Hedonic and Multilateral Index Methods for Real Estate Price Statistics.
REPS: Hedonic and Multilateral Index Methods for Real Estate Price Statistics
REPS (Real Estate Price Statistics) is an R package for computing price indices using a variety of hedonic regression and multilateral methods. It provides a unified interface to calculate quality-adjusted price indices across time, supporting classical index formulas as well as advanced techniques tailored to property price analysis. While developed with real estate in mind, the package is applicable to any domain where reliable, quality-adjusted price comparisons over time are needed. REPS was developed by Statistics Netherlands (CBS) with funding from Eurostat, aligning with international guidelines for compiling residential property price indices.
Installation
You can install the development version of REPS from GitHub using devtools:
# install.packages("devtools") # if devtools is not installed
devtools::install_github("vivekag7/REPS")
Hedonic Price Index Methods
REPS offers a single entry pointcalculate_price_index()
to compute price indices using different methodologies. By changing the method
argument, you can generate indices with any of the supported approaches, all from the same dataset and function call. Supported index calculation methods include:
- Laspeyres – Base-period weighted hedonic double imputation index.
- Paasche – Current-period weighted hedonic double imputation index.
- Fisher – The geometric mean of Laspeyres and Paasche indices.
- Time Dummy – A single regression with time dummy variables (log-linear hedonic model).
- Rolling Time Dummy – A rolling window (chained) time-dummy hedonic index.
- Repricing – A quasi-repeat-sales method comparing observed vs. predicted price changes between consecutive periods.
- HMTS – Hedonic Multilateral Time Series re-estimation with Splicing. An advanced multilateral index method that leverages hedonic models across all period pairs and uses Kalman filtering to improve stability.

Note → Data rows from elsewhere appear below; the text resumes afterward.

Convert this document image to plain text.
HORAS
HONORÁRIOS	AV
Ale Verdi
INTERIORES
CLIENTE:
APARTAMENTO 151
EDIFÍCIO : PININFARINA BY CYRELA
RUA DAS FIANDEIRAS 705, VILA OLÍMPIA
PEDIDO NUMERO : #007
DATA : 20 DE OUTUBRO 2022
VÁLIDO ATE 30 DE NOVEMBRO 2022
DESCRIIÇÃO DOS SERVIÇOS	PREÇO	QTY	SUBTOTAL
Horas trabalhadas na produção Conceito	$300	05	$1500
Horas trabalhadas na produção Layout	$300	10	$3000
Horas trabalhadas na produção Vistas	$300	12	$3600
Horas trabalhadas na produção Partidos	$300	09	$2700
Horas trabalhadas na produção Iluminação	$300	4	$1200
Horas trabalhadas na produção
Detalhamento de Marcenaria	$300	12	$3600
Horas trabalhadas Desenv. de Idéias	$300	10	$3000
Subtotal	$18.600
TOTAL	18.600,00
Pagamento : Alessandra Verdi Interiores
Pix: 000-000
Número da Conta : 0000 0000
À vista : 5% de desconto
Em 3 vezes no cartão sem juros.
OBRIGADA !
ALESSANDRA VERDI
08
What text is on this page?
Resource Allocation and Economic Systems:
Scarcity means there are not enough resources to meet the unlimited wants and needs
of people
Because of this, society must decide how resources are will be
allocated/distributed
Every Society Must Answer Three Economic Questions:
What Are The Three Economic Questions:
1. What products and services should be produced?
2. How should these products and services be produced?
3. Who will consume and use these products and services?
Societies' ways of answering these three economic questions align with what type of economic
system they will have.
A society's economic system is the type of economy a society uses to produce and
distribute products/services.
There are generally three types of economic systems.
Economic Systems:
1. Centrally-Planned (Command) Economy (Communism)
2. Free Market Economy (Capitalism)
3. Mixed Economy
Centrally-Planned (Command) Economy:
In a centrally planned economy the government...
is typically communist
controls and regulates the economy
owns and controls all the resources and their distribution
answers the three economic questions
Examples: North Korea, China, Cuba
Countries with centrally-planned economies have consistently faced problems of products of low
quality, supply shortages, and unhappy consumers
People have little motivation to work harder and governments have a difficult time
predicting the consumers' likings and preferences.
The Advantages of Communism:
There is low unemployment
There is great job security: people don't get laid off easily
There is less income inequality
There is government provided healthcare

All methods are accessed via calculate_price_index()
with a consistent interface. The function returns either a single index or, for multiple methods, a list of results. A reference period can be specified to normalize index values (default sets the first period to 100).
Diagnostics and Visualization Tools
- Regression Diagnostics:
calculate_regression_diagnostics()
fits a separate log-linear model per period and checks normality, R², autocorrelation, and heteroscedasticity of residuals.plot_regression_diagnostics()
visualizes these over time in a 3×2 grid. - Index Visualization:
plot_price_index()
plots one or more index series as a time-series chart for comparison and exploration.
Getting Started and Documentation
- Example Dataset:
data_constraxion
is included (7,800 × 6), simulating real estate transactions. Usedata("data_constraxion")
to load it. - Vignettes: Use
vignette("calculate_price_index", package="REPS")
andvignette("calculate_regression_diagnostics", package="REPS")
for step-by-step guides using the example dataset.
REPS provides a comprehensive and extensible framework to compute and evaluate real estate price indices. Its flexible architecture enables comparison across methods and statistical validation of underlying models, suitable for both official statistics and research applications.